Marc Silver's Who Is Dayani Cristal?
Film Society of Lincoln Center has revealed the lineup for newly-added sections of the upcoming 51st New York Film Festival that spotlight documentaries and restorations. These sections compliment the Main Slate's Official Selection and Gala Tributes, both of which were announced last week.
Motion Portraits, the first of the three doc categories, will focus on cinematic portraiture, a dominant strain in modern documentary filmmaking. In the section, Nancy Buirski‘s Afternoon Of a Faun: Tanaquil Le Clercq profiles the wife and muse of George Balanchine, while Allison Berg and Frank Keraudren’s The Dog takes a look at the man who was the real life inspiration for the movie Dog Day Afternoon. Nadav Schirman’s In The Darkroom centers on Magdalena Kopp, the co-revolutionary, lover, and then wife of the international terrorist Carlos the Jackal.
The titles in Motion Portraits represent a spectrum of cinematic portraiture and highlight hybrid form. Marc Silver's Who Is Dayani Cristal? stars Gael Garcia Bernal in a documentary/narrative fusion feature built around a story about identifying a body found on the Arizona border.
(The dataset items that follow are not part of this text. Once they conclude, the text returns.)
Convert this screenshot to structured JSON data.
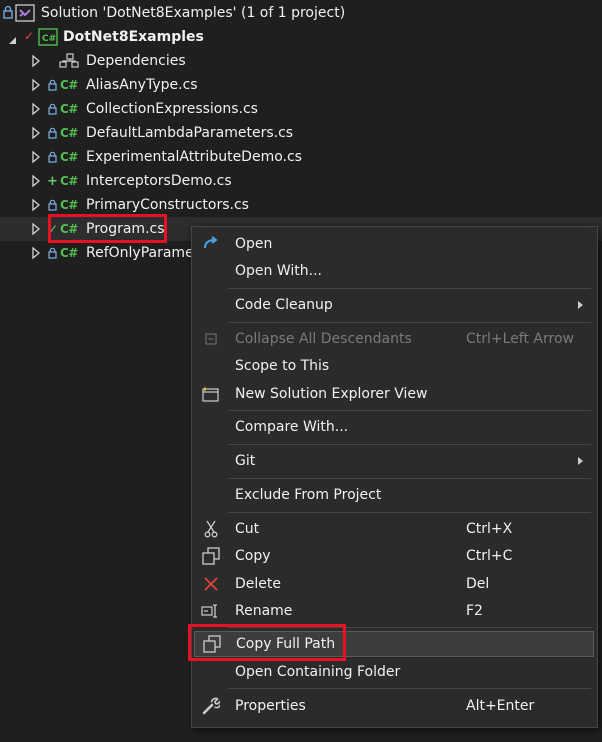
{
  "solution": {
    "label": "Solution 'DotNet8Examples' (1 of 1 project)",
    "project": "DotNet8Examples",
    "dependencies": "Dependencies",
    "files": [
      {
        "name": "AliasAnyType.cs",
        "status": "lock"
      },
      {
        "name": "CollectionExpressions.cs",
        "status": "lock"
      },
      {
        "name": "DefaultLambdaParameters.cs",
        "status": "lock"
      },
      {
        "name": "ExperimentalAttributeDemo.cs",
        "status": "lock"
      },
      {
        "name": "InterceptorsDemo.cs",
        "status": "plus"
      },
      {
        "name": "PrimaryConstructors.cs",
        "status": "lock"
      },
      {
        "name": "Program.cs",
        "status": "check"
      },
      {
        "name": "RefOnlyParamet",
        "status": "lock"
      }
    ],
    "cs_badge": "C#",
    "lock_glyph": "🔒",
    "plus_glyph": "+",
    "check_glyph": "✓"
  },
  "context_menu": {
    "open": "Open",
    "open_with": "Open With...",
    "code_cleanup": "Code Cleanup",
    "collapse_all": "Collapse All Descendants",
    "collapse_all_shortcut": "Ctrl+Left Arrow",
    "scope_to_this": "Scope to This",
    "new_view": "New Solution Explorer View",
    "compare_with": "Compare With...",
    "git": "Git",
    "exclude": "Exclude From Project",
    "cut": "Cut",
    "cut_shortcut": "Ctrl+X",
    "copy": "Copy",
    "copy_shortcut": "Ctrl+C",
    "delete": "Delete",
    "delete_shortcut": "Del",
    "rename": "Rename",
    "rename_shortcut": "F2",
    "copy_full_path": "Copy Full Path",
    "open_folder": "Open Containing Folder",
    "properties": "Properties",
    "properties_shortcut": "Alt+Enter"
  },
  "colors": {
    "background": "#1f1f1f",
    "menu_bg": "#2b2b2b",
    "cs_green": "#4fbf4f",
    "highlight_red": "#e81123",
    "delete_red": "#e0443e",
    "open_blue": "#4aa3e8"
  }
}
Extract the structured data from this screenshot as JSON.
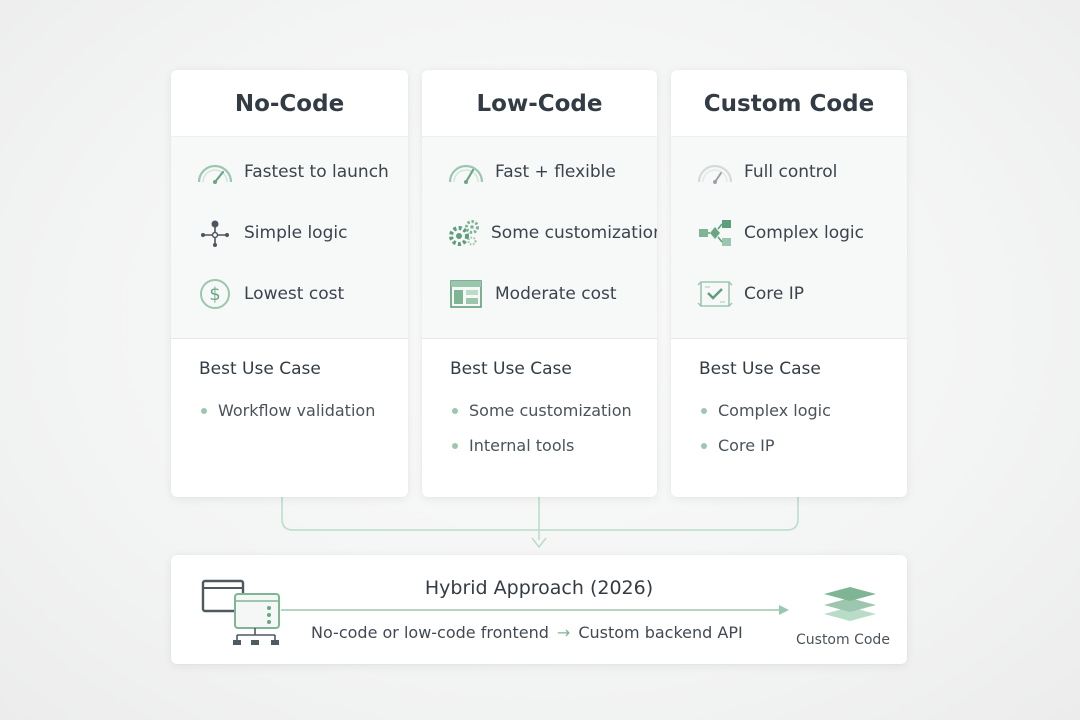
{
  "columns": [
    {
      "title": "No-Code",
      "features": [
        {
          "icon": "gauge-icon",
          "label": "Fastest to launch"
        },
        {
          "icon": "branch-node-icon",
          "label": "Simple logic"
        },
        {
          "icon": "dollar-circle-icon",
          "label": "Lowest cost"
        }
      ],
      "best_title": "Best Use Case",
      "best_items": [
        "Workflow validation"
      ]
    },
    {
      "title": "Low-Code",
      "features": [
        {
          "icon": "gauge-icon",
          "label": "Fast + flexible"
        },
        {
          "icon": "gears-icon",
          "label": "Some customization"
        },
        {
          "icon": "layout-blocks-icon",
          "label": "Moderate cost"
        }
      ],
      "best_title": "Best Use Case",
      "best_items": [
        "Some customization",
        "Internal tools"
      ]
    },
    {
      "title": "Custom Code",
      "features": [
        {
          "icon": "gauge-icon",
          "label": "Full control"
        },
        {
          "icon": "flowchart-icon",
          "label": "Complex logic"
        },
        {
          "icon": "ip-document-icon",
          "label": "Core IP"
        }
      ],
      "best_title": "Best Use Case",
      "best_items": [
        "Complex logic",
        "Core IP"
      ]
    }
  ],
  "hybrid": {
    "title": "Hybrid Approach (2026)",
    "frontend": "No-code or low-code frontend",
    "arrow": "→",
    "backend": "Custom backend API",
    "target_label": "Custom Code",
    "left_icon": "devices-network-icon",
    "right_icon": "stacked-layers-icon"
  },
  "colors": {
    "accent": "#8cbfa2",
    "accent_dark": "#5e9e7a",
    "text": "#37404a",
    "card": "#ffffff",
    "panel": "#f7f8f8"
  }
}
Also screening in the section is Joaquim Pinto's self portrait What Now? Remind Me, which recently won the Grand Jury Prize at the Locarno Film Festival. Stephanie Spray and Pacho Velez’s Manakamana was shot inside a cable car that carries pilgrims and tourists to and from a mountaintop temple in Nepal (and is also a Locarno prize winner). Mitra Farahani’s Fifi Howls From Happiness centers on Iranian painter Bahman Mohasses; it will screen with Laura Mulvey, Faysal Abdullah, and Mark Lewis’s 23rd August 2008, the story of the history of Iraq’s leftist intelligentsia told through a portrait of an Iraqi journalist’s brother.
A scene from How Democracy Works Now
How Democracy Works Now is a series of documentaries by filmmaking duo Michael Camerini and Shari Robertson. The two have focused their filmmaking projects on immigration reform for the last 12 years, taking their cameras into the offices of Congress, meeting lawmakers on all sides of the political spectrum, and, along the way, gaining access to hearings and back room wheeling and dealing. They also go across the country filming organizers and activists working on a grassroots level in battleground states like Arizona. Camerini and Robertson have 10 films in the docket of a 12-part series (one of which is near completion). The public has seen some films in various stages of completion, including Protecting Arizona, which screened as part of Film Society's Art of the Real series earlier this year. In this section, the films will be shown together, compounding an urgency surrounding stories that play like political thrillers.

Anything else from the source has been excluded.